A: The constraints define the architecture. 30 cameras at 100Hz = 3,000 frames per second total, but they share the 10ms window. I group cameras: 8 cameras can be processed in a batched forward pass in 8ms on a TensorRT-optimized YOLOv9 or RT-DETR model. Three camera groups run in parallel on three DLA cores, each processing 10 cameras in 8ms. Model: YOLOv9-M for side and rear cameras, RT-DETR for forward cameras (better at small distant pedestrians). Both exported to TensorRT INT8 and run on the Orin's DLA. After detection, ByteTrack for multi-object tracking (2ms). Kalman filtering for velocity estimation. LiDAR-camera fusion for 3D position estimation (1ms, uses precomputed calibration matrices). Total: 11ms - just within budget with 1ms margin. Continuous improvement via active learning: select uncertainty-and-diversity-maximizing frames for annotation, weekly model updates validated against regression test suite before deployment.
Q: How do you quantize a vision model for edge deployment without losing critical recall on pedestrians?
A: Post-training quantization first, with careful calibration. Calibration data should be drawn from the same distribution as deployment - use a representative dataset of challenging scenarios (night, rain, occlusion). After PTQ, measure pedestrian-specific recall at the operating IoU threshold. If recall drops more than 0.5%, switch to quantization-aware training (QAT). QAT simulates quantization during fine-tuning using fake quantization operators, allowing the model to adapt its weight distribution to be quantization-friendly. QAT typically recovers 50-80% of the recall loss from PTQ. Additionally: use sensitivity analysis to identify which layers are most sensitive to quantization (typically the first and last layers) and keep those in FP16 while quantizing the rest to INT8. This mixed-precision approach recovers quality in the most sensitive layers with minimal latency cost.
Q: How does active learning work for improving a vision model continuously in production?

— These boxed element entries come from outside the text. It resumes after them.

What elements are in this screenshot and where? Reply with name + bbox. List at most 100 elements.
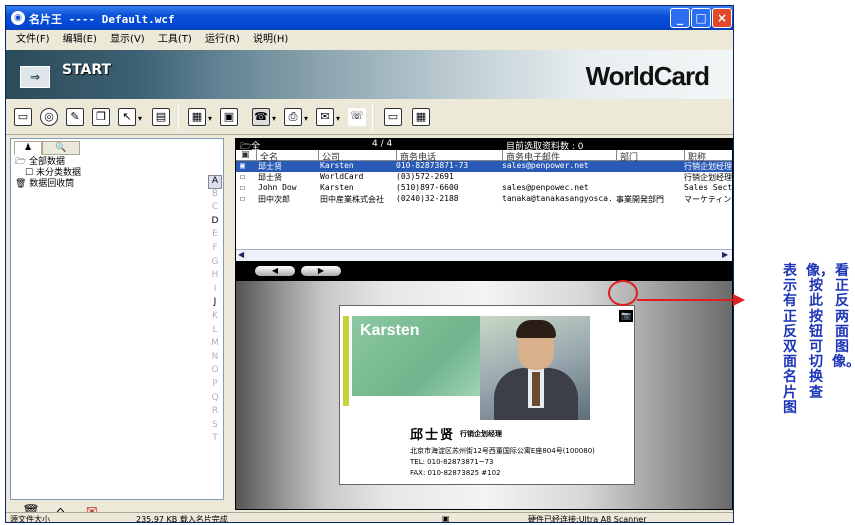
menu-run[interactable]: 运行(R)	[205, 30, 240, 50]
card-tel: TEL: 010-82873871~73	[410, 458, 494, 466]
menu-tools[interactable]: 工具(T)	[158, 30, 192, 50]
start-button[interactable]: ⇒ START	[20, 60, 130, 90]
tree-item-uncategorized[interactable]: ☐ 未分类数据	[15, 168, 81, 179]
chevron-down-icon[interactable]: ▾	[304, 114, 308, 123]
callout-arrow	[637, 299, 735, 301]
alpha-g[interactable]: G	[208, 257, 222, 271]
menu-file[interactable]: 文件(F)	[16, 30, 50, 50]
table-row[interactable]: ☐ John Dow Karsten (510)897-6600 sales@p…	[236, 183, 732, 194]
scanner-icon: ⇒	[20, 66, 50, 88]
menu-bar: 文件(F) 编辑(E) 显示(V) 工具(T) 运行(R) 说明(H)	[6, 30, 733, 50]
alpha-r[interactable]: R	[208, 406, 222, 420]
copy-icon[interactable]: ❐	[92, 108, 110, 126]
save-icon[interactable]: ▭	[14, 108, 32, 126]
export-icon[interactable]: ▣	[220, 108, 238, 126]
alpha-o[interactable]: O	[208, 365, 222, 379]
chevron-down-icon[interactable]: ▾	[336, 114, 340, 123]
alpha-s[interactable]: S	[208, 420, 222, 434]
print-icon[interactable]: ▦	[188, 108, 206, 126]
col-company[interactable]: 公司	[318, 150, 340, 163]
menu-help[interactable]: 说明(H)	[253, 30, 288, 50]
card-address: 北京市海淀区苏州街12号西董国际公寓E座804号(100080)	[410, 447, 595, 455]
alpha-k[interactable]: K	[208, 311, 222, 325]
view-icon[interactable]: ▤	[152, 108, 170, 126]
scroll-right-icon[interactable]: ▶	[722, 250, 728, 259]
menu-view[interactable]: 显示(V)	[110, 30, 145, 50]
alpha-a[interactable]: A	[208, 175, 222, 189]
alpha-q[interactable]: Q	[208, 393, 222, 407]
alpha-c[interactable]: C	[208, 202, 222, 216]
chevron-down-icon[interactable]: ▾	[138, 114, 142, 123]
close-button[interactable]: ×	[712, 8, 732, 28]
col-title[interactable]: 职称	[684, 150, 706, 163]
alpha-m[interactable]: M	[208, 338, 222, 352]
card-person-title: 行销企划经理	[460, 430, 502, 438]
alpha-b[interactable]: B	[208, 189, 222, 203]
email-icon[interactable]: ✉	[316, 108, 334, 126]
record-count: 4 / 4	[372, 139, 393, 149]
maximize-button[interactable]: □	[691, 8, 711, 28]
annotation-col2: 像，按此按钮可切换查	[806, 263, 834, 401]
col-dept[interactable]: 部门	[616, 150, 638, 163]
layout-icon[interactable]: ▦	[412, 108, 430, 126]
pane-splitter[interactable]	[225, 138, 233, 500]
col-name[interactable]: 全名	[256, 150, 278, 163]
card-stripe	[343, 316, 349, 406]
toolbar-separator	[372, 104, 373, 130]
alpha-j[interactable]: J	[208, 297, 222, 311]
banner: ⇒ START WorldCard	[6, 50, 733, 99]
fax-icon[interactable]: ⎙	[284, 108, 302, 126]
next-card-button[interactable]: ▶	[301, 266, 341, 276]
alpha-t[interactable]: T	[208, 433, 222, 447]
phone-icon[interactable]: ☎	[252, 108, 270, 126]
alpha-d[interactable]: D	[208, 216, 222, 230]
alpha-l[interactable]: L	[208, 325, 222, 339]
tree-item-recycle[interactable]: 🗑 数据回收筒	[15, 179, 81, 190]
menu-edit[interactable]: 编辑(E)	[63, 30, 97, 50]
group-pane: ♟ 🔍 🗁 全部数据 ☐ 未分类数据 🗑 数据回收筒 A B C D E F G…	[10, 138, 224, 500]
scan-icon[interactable]: ◎	[40, 108, 58, 126]
brand-logo: WorldCard	[585, 61, 710, 91]
status-device: 硬件已经连接:Ultra A8 Scanner	[528, 515, 647, 523]
flip-card-icon[interactable]: 📷	[619, 310, 633, 322]
alpha-f[interactable]: F	[208, 243, 222, 257]
minimize-button[interactable]: _	[670, 8, 690, 28]
card-fax: FAX: 010-82873825 #102	[410, 469, 501, 477]
window-title: 名片王 ---- Default.wcf	[29, 13, 175, 26]
card-icon[interactable]: ▣	[238, 150, 250, 161]
app-window: ◉ 名片王 ---- Default.wcf _ □ × 文件(F) 编辑(E)…	[5, 5, 734, 523]
list-header: 🗁 全部数据 4 / 4 目前选取资料数 : 0	[236, 139, 732, 191]
edit-icon[interactable]: ✎	[66, 108, 84, 126]
app-icon: ◉	[11, 11, 25, 25]
dial-icon[interactable]: ☏	[348, 108, 366, 126]
table-row[interactable]: ☐ 邱士贤 WorldCard (03)572-2691 行销企划经理	[236, 172, 732, 183]
prev-card-button[interactable]: ◀	[255, 266, 295, 276]
annotation-col1: 看正反两面图像。	[832, 263, 855, 371]
search-tab[interactable]: 🔍	[42, 141, 80, 155]
card-icon: ▣	[240, 161, 245, 170]
status-left: 源文件大小	[10, 515, 50, 523]
col-phone[interactable]: 商务电话	[396, 150, 436, 163]
alpha-h[interactable]: H	[208, 270, 222, 284]
select-icon[interactable]: ↖	[118, 108, 136, 126]
chevron-down-icon[interactable]: ▾	[208, 114, 212, 123]
device-icon: ▣	[442, 514, 450, 523]
alpha-index: A B C D E F G H I J K L M N O P Q R S T	[208, 175, 222, 447]
status-size: 235.97 KB 载入名片完成	[136, 515, 228, 523]
annotation-col3: 表示有正反双面名片图	[783, 263, 797, 416]
horizontal-scrollbar[interactable]: ◀ ▶	[236, 249, 732, 261]
table-row[interactable]: ▣ 邱士贤 Karsten 010-82873871-73 sales@penp…	[236, 161, 732, 172]
scroll-left-icon[interactable]: ◀	[238, 250, 244, 259]
tree-item-all[interactable]: 🗁 全部数据	[15, 157, 81, 168]
alpha-i[interactable]: I	[208, 284, 222, 298]
alpha-e[interactable]: E	[208, 229, 222, 243]
alpha-n[interactable]: N	[208, 352, 222, 366]
alpha-p[interactable]: P	[208, 379, 222, 393]
start-label: START	[62, 62, 112, 78]
doc-icon[interactable]: ▭	[384, 108, 402, 126]
chevron-down-icon[interactable]: ▾	[272, 114, 276, 123]
table-row[interactable]: ☐ 田中次郎 田中産業株式会社 (0240)32-2188 tanaka@tan…	[236, 194, 732, 205]
col-email[interactable]: 商务电子邮件	[502, 150, 560, 163]
contacts-tab[interactable]: ♟	[14, 141, 42, 155]
card-viewer: Karsten 📷 邱士贤 行销企划经理 北京市海淀区苏州街12号西董国际公寓E…	[235, 280, 733, 510]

A: The core insight is that you cannot annotate every frame - at 100Hz with 30 cameras, that is millions of frames per hour. Active learning selects which frames provide the most information per annotation cost. Two key signals: uncertainty (frames where the model is least confident - low confidence detections, detection disappearing and reappearing across frames) and diversity (frames most different from the existing training set, measured by embedding distance). A sampling strategy that balances both prevents redundant annotation of easy common scenes and focuses budget on rare, challenging scenarios (unusual lighting, novel object configurations, edge cases). In production: run inference on every frame, compute uncertainty and diversity scores, queue high-scoring frames for human annotation, retrain weekly on the augmented dataset. This creates a data flywheel: the model improves, new model failures reveal new challenging scenarios, those scenarios are annotated, the cycle continues.